Manipulation of the Scientific Process!

The peer review process is fundamental to contemporary science. As liberal science reporter Chris Mooney put it:

[Peer Review] is an undisputed cornerstone of modern science. Central to the competitive clash of ideas that moves knowledge forward, peer review enjoys so much renown in the scientific community that studies lacking its imprimatur meet with automatic skepticism. Academic reputations hinge on an ability to get work through peer review and into leading journals; university presses employ peer review to decide which books they’re willing to publish; and federal agencies like the National Institutes of Health use peer review to weigh the merits of applications for federal research grants.

Given the importance of the “peer review” label, the Obama administration clearly committed scientific malpractice when it doctored a 2010 Interior Department report justifying a moratorium on Gulf oil production in the wake of the BP-Deepwater Horizon disaster, in order to make it seem as if the administration’s recommendation had been “peer reviewed” by the scientific community.

On May 27, 2010, the Department of Interior extended an offshore drilling moratorium for 6 months. Concomitantly, it issued a report, “Increased Safety Measures for Energy Development on the Outer Continental Shelf,” which explained and justified its decision.

According to the Executive Summary of the Interior Department’s report, “The recommendations contained in this report have been peer-reviewed by seven experts identified by the National Academy of Engineering.” The clear implication was that the peer review panel approved of the moratorium.

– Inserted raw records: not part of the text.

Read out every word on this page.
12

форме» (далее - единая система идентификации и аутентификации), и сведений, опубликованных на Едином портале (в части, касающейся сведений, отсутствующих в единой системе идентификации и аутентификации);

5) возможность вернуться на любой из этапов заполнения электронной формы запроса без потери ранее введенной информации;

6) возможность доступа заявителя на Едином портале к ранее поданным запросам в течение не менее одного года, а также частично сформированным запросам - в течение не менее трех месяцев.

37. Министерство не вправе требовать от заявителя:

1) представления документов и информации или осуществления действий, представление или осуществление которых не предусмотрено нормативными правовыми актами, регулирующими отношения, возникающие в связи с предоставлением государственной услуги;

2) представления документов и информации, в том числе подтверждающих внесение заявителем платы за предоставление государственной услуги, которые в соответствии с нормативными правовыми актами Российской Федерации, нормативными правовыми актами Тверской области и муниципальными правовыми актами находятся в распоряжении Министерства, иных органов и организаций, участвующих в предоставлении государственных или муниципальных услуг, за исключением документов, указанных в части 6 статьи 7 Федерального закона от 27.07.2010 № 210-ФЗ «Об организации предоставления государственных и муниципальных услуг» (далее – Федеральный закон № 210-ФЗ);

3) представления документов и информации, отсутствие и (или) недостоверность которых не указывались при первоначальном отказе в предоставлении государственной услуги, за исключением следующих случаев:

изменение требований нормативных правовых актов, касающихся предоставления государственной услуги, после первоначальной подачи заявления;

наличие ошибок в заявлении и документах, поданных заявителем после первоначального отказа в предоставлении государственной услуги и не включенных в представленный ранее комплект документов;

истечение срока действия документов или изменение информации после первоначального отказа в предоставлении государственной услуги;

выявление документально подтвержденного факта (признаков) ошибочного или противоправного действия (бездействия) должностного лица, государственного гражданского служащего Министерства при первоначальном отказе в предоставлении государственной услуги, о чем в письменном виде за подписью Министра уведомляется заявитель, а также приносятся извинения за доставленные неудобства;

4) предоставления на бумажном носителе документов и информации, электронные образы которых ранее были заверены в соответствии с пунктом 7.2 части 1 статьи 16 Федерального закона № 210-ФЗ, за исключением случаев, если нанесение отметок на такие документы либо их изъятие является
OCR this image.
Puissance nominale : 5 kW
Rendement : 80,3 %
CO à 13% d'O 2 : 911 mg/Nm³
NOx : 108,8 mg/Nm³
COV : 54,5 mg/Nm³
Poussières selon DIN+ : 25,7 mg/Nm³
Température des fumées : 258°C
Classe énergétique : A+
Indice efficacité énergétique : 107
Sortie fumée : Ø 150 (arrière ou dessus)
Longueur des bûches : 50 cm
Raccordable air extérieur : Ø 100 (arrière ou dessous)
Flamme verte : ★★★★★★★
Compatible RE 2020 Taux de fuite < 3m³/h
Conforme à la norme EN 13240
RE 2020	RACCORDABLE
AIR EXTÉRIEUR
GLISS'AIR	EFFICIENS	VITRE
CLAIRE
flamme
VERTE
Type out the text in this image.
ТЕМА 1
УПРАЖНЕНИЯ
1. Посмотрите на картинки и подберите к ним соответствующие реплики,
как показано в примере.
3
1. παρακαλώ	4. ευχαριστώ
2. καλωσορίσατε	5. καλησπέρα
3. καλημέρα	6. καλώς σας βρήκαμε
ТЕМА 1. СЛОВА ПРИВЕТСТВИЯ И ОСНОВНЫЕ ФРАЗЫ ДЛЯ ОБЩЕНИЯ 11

This was news to one of the seven experts, who promptly contacted his Senator, David Vitter (D-LA), who then called for an investigation by the Office of the Inspector General. The OIG found that “the proposed moratorium had not been discussed with the peer reviewers prior to the issuance of the Report.” More importantly, it also uncovered that this wasn’t an honest mistake; instead, it was a deliberate effort to mislead the public.

According to the OIG report,

At 2:13 a.m. on May 27, 2010, [Climate “czar” Carol] Browner’s staff member sent an email…that contained two edited versions of the Executive Summary…Both version, however, revised and re-ordered the Executive Summary, placing the peer-review language immediately following the moratorium recommendation causing the distinction between the Secretary’s [Interior Secretary Ken Salazaar’s] moratorium recommendation—which had not been peer-reviewed—and the recommendations contained in the 30-day Report—which had been peer-reviewed—to become effectively lost.

The OIG determined “that the White House edit of the original DOE draft Executive Summary led to the implication that the moratorium recommendation had been peer-reviewed by the experts.” That is, the Obama administration creatively edited the report to make it seem as if it had been peer review, even though it hadn’t.

Muzzling of Dissent!

During the George W. Bush administration, global warming alarmist and NASA employee Dr. James Hansen leveled a high profile charge at the President that he had been muzzled by political appointees. It was a strange accusation, because Dr. Hansen had conducted more than a 1,400 on-the-job interviews. Nonetheless it gained media traction, and fueled criticisms about the “Republican war on science.”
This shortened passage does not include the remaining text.